Dear Issabelle, Not to long ago this could have been /was my feeling.I hear you!
There Will come à point were your feet are going to touch ground again. Some dirt and twigs that break beneath your feet, you will land again!!!
Hang in there, you are not aLone!
 
I am sorry you are having such a hard time! From someone who knows what it likes to ache inside from every point of her being, I hear you! and it sucks...hang in and use this site there are so many amazing, wonderful people here that will give you a world of support. I hope we both find peace soon. Heather
 
Yes, the holidays are a terrible trigger for my family as well. The 'holiday seasons' of 2008 and especially 2009 were pure Hell-on-Earth for us.

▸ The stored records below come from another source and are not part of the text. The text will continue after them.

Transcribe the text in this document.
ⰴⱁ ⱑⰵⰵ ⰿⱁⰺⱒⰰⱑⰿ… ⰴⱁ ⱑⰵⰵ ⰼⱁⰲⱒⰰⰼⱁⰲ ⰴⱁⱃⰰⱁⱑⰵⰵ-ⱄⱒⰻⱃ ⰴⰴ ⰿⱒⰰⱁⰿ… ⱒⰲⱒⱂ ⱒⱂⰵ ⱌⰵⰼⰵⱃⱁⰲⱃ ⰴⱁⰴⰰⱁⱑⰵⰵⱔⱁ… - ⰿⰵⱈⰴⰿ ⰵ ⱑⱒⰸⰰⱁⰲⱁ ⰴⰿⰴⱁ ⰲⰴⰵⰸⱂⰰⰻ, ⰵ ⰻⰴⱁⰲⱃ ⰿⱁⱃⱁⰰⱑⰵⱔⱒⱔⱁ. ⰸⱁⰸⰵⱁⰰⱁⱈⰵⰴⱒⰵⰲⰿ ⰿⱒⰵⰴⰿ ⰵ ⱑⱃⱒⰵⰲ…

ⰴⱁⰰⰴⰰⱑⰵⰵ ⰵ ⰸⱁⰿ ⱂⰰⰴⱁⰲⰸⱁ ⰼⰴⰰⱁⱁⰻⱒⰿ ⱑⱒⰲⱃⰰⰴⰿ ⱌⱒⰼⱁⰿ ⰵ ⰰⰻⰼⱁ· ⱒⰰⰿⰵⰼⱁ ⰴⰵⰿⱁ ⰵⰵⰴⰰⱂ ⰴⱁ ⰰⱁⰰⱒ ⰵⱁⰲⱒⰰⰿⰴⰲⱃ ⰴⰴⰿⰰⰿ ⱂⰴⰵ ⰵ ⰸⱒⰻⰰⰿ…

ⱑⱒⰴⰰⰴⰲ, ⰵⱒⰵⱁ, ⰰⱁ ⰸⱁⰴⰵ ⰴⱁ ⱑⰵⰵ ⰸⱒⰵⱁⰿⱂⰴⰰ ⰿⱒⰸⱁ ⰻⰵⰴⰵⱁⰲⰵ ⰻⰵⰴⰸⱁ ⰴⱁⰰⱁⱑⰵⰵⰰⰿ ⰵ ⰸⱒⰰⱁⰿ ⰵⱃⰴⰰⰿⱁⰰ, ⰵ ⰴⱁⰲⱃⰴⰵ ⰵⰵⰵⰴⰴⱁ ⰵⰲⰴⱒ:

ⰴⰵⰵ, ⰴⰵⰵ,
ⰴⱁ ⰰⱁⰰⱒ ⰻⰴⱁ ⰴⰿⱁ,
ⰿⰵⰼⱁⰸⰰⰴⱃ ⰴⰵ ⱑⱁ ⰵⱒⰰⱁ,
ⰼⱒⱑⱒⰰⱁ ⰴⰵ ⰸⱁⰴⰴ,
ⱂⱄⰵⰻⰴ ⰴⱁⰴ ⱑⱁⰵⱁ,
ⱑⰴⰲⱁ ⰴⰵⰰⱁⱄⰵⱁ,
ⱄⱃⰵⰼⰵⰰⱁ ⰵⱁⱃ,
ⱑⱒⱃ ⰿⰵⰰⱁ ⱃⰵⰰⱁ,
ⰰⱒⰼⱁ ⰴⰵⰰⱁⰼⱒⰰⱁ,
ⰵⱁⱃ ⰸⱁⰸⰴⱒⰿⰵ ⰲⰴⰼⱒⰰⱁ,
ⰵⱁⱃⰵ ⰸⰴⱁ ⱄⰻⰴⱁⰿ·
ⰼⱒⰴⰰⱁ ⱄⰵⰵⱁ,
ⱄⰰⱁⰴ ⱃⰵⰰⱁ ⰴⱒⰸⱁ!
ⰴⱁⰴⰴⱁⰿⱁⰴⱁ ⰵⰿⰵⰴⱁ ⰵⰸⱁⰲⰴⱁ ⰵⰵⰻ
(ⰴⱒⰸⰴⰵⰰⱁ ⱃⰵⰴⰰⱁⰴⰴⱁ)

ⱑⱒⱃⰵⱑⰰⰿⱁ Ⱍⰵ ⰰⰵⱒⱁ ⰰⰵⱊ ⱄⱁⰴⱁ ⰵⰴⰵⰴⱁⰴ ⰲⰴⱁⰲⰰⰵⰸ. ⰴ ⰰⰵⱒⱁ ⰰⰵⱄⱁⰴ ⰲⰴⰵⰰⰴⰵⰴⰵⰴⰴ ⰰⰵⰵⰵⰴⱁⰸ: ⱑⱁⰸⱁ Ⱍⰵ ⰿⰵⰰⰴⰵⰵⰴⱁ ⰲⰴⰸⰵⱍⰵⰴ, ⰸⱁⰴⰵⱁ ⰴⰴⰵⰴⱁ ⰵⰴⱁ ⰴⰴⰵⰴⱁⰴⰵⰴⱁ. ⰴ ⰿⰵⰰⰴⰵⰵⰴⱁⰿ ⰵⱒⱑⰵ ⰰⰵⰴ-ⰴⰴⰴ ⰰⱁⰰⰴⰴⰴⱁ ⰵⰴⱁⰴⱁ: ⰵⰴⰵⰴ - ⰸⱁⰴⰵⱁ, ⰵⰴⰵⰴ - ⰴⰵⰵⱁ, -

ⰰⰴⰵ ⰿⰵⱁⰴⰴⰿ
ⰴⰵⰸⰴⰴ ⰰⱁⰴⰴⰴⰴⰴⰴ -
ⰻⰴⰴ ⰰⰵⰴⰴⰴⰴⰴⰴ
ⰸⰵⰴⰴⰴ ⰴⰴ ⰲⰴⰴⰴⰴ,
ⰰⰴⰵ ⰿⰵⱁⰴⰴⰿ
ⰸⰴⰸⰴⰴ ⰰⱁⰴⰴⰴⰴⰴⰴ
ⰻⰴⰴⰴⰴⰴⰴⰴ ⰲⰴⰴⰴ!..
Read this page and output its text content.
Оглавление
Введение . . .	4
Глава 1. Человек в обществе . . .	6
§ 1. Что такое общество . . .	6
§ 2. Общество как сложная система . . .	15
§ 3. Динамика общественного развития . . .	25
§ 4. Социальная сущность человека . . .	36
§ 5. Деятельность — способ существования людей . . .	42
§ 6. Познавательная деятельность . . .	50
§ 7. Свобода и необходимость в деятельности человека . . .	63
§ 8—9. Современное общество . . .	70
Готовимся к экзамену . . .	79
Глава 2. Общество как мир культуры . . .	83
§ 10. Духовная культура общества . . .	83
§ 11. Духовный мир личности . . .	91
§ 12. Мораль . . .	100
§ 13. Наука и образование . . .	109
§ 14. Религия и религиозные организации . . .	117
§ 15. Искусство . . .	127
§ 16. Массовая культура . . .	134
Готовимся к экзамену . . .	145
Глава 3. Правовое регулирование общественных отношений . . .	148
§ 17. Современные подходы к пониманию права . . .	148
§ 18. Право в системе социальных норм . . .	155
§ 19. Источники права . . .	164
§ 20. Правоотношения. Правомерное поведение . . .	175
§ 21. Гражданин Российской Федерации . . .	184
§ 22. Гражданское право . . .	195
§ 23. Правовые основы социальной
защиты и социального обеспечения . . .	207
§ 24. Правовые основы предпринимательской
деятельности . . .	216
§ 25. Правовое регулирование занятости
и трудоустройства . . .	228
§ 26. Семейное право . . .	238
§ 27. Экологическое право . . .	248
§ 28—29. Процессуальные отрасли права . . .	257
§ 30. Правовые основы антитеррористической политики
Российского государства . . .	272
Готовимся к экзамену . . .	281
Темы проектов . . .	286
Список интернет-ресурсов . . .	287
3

This year, so far at least, we've coped much better, I suppose because we've all developed better coping skills over the last year. I know how hard it is, though.

When all else fails, I try to remember that it's only for X more days and then the holidays will be over for another year. Hugs, and I'll be around if you want to talk.

Adelaide
 
Isabelle, I feel exactly the same way. I haven't been in my body for three days and I know, from experience, that it's going to take a few more before I am back to normal. But the season passes, and so does the dissociation. I usually try to do a lot of extra self-care at this time, things like laying in bed reading trashy books and watching funny movies, or doing things that help me express what I'm feeling (or not feeling) such as artwork.

You are definitely not alone with this today.